Webster and his partner and co-founder Kathleen Gollner created the Durango Tool Library for community members like themselves who may not have the means or space to establish a collection of their own tools. The library opened five months ago, and is located at 278 Sawyer Drive in Bodo Industrial Park.
Much like a public library, anyone with a membership can check out tools from the library. Membership can be purchased for $35 for one month with a renewal cost of $25 each month after that. An annual membership is $230 and a 10-year membership is $1,000.
“Our members are entitled to check out eight tools at a time, and they get to keep them for a week,” Webster said. “If you have a big project that’s not going to take you more than a month, you literally have access to thousands of dollars worth of tools for $35.”
Sustainability is another focus for Webster and Gollner. Part of the idea of the tool library was to pool collective contributions from members to develop a collection of tools that gets used more often than once or twice a year, Gollner said.
Webster and Gollner first found out about tool libraries while living in a 200-square-foot apartment in Vancouver.
“We used the tool library in the previous town we lived in a lot, and when we moved here, we were coming upon the same challenges ourselves with getting our hands on tools and not having the means or space to store them or buy them,” Gollner said. “We were itchin’ for a tool library here, and eventually we just figured we may as well give it a shot starting one.”
Gollner and Webster are both librarians by trade, and have degrees in library science.
“From a library science perspective, we had to develop our own cataloging approach, and then our own classification system,” Gollner said. “The cataloging is more for use so that we can keep track of all the individual items, and the classification aspect is more for users so they can go through and quickly find the things they need.”
Gollner said keeping a catalog system also allows the library to pay attention to the tools that are being regularly checked out so that future tool purchases can reflect the needs of members in the community.
In addition to traditional tools like saws, wrenches and drills, the Durango Tool Library also offers kitchen tools, such as baking sets, a sewing machine and even a dehydrator, among other appliances.
Cyclists in Durango who want to work on their own bikes, but can’t afford some of the more specialized tools can find an array of bike tools.
Webster said the tool library will likely host its first workshop about how to bleed hydraulic brakes on bicycles next month.
“We’re hoping to extend that type of workshop to a lot of our different tools,” he said.
Webster said he hopes to connect with community members who have expertise with different tools to help with workshops. He said the tool library will pay experts who run workshops, or offer them membership for some amount of time.
Currently, members check out tools, take them home and return them when finished. In the future, Webster said the tool library may allow space for members to work on and store projects. However, the library’s current location doesn’t have enough room for a workshop area or storage, he said.

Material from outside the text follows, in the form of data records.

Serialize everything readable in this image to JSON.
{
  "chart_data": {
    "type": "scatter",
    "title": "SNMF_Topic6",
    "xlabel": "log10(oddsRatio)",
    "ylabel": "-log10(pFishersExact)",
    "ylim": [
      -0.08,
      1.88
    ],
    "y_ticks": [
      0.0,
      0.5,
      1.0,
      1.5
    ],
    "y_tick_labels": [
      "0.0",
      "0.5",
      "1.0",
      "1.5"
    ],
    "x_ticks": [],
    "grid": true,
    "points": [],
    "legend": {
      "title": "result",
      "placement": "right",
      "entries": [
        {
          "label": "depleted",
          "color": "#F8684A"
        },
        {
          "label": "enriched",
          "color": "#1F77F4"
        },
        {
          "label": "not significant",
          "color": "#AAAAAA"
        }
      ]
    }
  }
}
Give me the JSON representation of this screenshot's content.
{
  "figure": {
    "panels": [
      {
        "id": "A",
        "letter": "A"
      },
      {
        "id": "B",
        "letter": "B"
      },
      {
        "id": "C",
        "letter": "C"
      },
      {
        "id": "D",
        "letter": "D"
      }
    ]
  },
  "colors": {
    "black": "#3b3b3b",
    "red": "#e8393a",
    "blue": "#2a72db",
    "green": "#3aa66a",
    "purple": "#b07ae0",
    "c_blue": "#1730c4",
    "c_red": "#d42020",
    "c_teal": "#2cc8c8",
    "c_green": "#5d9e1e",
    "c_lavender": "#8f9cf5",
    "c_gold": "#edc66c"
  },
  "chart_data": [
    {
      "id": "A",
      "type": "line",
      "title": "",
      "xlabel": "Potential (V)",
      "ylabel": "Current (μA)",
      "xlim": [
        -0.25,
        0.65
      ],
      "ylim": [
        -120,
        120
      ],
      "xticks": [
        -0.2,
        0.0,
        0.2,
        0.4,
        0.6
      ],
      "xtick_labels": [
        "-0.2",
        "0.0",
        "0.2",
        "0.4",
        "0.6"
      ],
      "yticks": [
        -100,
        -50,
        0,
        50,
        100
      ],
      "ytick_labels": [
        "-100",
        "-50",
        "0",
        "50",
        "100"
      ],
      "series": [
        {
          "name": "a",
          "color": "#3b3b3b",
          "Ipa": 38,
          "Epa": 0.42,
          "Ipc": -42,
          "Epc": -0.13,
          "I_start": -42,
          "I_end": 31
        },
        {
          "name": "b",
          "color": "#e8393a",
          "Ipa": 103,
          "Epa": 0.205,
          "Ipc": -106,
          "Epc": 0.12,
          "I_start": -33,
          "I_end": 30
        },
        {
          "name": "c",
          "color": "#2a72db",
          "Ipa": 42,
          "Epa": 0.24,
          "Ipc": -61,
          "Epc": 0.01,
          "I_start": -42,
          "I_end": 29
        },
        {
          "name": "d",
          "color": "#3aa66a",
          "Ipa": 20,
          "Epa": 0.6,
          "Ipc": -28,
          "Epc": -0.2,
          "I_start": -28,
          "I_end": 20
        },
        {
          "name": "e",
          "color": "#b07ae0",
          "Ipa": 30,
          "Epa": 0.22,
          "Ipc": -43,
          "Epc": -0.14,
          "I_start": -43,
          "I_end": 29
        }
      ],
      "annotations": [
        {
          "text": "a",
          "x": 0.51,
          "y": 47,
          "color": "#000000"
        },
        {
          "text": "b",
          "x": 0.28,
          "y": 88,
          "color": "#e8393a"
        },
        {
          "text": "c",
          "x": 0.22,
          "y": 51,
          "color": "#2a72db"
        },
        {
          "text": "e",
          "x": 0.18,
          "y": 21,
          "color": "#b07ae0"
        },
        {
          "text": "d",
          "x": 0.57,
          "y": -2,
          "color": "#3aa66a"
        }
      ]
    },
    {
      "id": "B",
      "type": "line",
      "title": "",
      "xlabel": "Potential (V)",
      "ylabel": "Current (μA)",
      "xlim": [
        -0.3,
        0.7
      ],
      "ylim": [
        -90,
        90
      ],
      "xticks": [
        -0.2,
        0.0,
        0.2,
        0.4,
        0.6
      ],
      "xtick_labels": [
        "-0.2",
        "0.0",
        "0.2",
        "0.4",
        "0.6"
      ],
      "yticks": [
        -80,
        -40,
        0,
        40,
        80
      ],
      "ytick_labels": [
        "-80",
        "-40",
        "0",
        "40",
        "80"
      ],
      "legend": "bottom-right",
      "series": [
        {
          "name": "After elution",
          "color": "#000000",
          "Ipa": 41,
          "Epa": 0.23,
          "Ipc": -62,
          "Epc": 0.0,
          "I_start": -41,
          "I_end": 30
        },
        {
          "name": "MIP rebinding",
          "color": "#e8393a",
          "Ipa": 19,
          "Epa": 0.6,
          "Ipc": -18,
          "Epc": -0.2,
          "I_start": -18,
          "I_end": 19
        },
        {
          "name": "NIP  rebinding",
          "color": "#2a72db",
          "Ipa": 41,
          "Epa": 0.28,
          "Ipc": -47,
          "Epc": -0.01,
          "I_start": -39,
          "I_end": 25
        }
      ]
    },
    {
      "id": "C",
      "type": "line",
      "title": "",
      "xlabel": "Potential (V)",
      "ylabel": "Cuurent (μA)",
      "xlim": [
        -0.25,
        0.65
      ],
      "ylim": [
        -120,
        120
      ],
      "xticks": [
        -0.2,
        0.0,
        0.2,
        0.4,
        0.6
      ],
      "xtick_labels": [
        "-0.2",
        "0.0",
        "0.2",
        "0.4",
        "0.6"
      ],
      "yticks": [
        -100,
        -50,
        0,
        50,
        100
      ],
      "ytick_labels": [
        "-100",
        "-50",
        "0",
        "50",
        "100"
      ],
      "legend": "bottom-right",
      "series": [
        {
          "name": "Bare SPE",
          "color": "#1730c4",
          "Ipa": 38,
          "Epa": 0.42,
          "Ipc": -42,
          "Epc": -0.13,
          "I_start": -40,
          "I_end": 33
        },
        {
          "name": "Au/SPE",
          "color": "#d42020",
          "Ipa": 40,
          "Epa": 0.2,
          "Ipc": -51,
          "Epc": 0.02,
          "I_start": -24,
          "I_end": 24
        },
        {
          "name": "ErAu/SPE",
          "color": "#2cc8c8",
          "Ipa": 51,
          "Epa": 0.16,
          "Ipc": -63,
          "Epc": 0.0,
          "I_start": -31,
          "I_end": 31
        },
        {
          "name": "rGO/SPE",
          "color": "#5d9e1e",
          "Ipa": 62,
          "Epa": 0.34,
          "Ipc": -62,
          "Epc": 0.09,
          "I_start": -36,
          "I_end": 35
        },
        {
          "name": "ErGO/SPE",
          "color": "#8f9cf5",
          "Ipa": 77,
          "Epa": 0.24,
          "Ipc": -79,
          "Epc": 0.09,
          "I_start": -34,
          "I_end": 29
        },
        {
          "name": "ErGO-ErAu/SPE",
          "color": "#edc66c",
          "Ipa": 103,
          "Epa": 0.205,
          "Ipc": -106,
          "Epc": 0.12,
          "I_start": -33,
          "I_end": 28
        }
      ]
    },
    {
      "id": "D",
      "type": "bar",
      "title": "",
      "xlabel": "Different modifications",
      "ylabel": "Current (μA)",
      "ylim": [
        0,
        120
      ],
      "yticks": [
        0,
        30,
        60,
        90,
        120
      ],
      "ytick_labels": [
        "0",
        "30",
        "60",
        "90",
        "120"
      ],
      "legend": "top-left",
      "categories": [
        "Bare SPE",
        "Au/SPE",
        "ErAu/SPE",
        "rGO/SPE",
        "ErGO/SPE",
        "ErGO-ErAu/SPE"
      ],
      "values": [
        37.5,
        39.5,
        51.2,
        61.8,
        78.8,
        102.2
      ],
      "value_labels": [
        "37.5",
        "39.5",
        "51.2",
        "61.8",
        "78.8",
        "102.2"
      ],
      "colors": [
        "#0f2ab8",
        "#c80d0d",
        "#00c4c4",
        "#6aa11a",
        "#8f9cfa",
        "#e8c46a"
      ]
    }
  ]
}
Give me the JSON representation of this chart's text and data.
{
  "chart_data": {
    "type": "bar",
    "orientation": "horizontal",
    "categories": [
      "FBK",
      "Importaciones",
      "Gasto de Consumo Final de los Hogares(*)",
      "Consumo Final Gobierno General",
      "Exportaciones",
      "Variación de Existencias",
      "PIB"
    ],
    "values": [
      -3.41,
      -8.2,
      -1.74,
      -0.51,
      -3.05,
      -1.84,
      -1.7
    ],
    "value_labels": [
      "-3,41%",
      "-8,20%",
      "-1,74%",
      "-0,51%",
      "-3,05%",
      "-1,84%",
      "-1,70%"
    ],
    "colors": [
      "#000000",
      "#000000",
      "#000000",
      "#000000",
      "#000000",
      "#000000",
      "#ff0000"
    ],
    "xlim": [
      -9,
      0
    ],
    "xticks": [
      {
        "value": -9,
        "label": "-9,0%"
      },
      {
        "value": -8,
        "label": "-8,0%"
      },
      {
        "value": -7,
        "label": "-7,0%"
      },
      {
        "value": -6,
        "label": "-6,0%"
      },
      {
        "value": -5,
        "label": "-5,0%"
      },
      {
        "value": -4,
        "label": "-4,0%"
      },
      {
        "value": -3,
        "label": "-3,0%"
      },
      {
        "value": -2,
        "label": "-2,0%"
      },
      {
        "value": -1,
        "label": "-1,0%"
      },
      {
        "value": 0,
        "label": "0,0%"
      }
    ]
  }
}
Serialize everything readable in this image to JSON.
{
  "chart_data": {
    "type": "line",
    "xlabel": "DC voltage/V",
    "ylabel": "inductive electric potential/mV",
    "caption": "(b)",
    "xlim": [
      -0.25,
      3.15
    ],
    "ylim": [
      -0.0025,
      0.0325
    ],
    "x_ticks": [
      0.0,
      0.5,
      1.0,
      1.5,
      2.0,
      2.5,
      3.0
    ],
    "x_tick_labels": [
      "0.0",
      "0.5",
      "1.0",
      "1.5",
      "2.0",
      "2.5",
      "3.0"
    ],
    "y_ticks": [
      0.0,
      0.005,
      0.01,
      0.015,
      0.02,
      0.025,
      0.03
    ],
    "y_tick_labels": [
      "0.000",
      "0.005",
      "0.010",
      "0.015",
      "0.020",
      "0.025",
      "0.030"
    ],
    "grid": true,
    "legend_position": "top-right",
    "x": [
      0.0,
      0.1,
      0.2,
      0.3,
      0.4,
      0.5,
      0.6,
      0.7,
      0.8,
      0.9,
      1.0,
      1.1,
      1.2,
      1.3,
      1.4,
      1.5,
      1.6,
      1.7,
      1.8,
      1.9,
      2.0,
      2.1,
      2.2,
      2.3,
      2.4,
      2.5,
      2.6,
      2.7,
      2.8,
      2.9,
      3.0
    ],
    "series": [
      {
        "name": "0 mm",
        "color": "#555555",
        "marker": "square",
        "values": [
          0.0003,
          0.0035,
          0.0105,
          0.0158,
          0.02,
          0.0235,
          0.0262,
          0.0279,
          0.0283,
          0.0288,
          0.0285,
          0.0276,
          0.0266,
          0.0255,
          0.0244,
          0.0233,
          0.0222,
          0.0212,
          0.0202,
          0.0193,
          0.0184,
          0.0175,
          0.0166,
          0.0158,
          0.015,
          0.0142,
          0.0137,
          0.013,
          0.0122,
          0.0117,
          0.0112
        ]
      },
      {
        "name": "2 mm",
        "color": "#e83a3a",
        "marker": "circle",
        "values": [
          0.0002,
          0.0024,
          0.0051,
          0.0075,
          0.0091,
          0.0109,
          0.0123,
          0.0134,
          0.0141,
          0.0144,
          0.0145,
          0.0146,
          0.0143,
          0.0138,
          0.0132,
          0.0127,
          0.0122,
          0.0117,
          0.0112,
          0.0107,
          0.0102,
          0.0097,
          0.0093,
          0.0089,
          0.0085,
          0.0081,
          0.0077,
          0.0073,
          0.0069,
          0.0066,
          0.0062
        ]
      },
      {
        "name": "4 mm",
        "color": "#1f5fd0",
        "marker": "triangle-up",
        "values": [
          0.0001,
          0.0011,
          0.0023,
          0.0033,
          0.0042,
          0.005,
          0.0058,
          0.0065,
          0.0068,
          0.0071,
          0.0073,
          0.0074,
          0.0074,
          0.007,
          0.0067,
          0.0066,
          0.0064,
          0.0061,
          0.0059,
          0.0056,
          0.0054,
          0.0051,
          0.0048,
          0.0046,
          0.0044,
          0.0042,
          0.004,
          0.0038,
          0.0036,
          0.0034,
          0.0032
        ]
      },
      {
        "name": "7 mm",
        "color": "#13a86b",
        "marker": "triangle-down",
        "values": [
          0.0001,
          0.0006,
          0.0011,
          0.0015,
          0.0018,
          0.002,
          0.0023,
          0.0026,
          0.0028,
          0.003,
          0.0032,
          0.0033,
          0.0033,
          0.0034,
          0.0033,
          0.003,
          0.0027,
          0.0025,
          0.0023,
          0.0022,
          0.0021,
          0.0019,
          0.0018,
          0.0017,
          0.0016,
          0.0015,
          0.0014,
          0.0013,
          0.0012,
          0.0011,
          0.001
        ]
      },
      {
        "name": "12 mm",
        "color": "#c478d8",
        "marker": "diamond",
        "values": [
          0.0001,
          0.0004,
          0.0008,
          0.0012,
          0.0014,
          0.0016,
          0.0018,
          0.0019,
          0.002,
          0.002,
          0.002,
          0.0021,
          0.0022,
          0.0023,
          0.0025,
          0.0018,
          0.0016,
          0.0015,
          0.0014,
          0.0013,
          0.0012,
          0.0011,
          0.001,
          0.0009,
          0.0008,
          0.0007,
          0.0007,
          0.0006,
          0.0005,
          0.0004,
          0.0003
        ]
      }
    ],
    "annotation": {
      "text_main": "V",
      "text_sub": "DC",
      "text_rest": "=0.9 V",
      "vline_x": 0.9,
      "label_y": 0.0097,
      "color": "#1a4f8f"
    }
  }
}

“Having personal shop space probably isn’t going to happen in this location, but if we can continue and we have enough membership, we would love to move into a bigger place where we can have dedicated shop space,” he said. “Having dedicated space for incomplete projects would be really nice too.”
Webster said the thought of expanding services and moving to a larger space is at least a year and a half out.
“That’s when our lease is up, and I’m sure we can renew, but if we’re doing really well and have some extra cash to move to a bigger place, we’ll definitely consider that,” he said.
Members are encouraged to donate tools in exchange for potential discounts on membership, he said.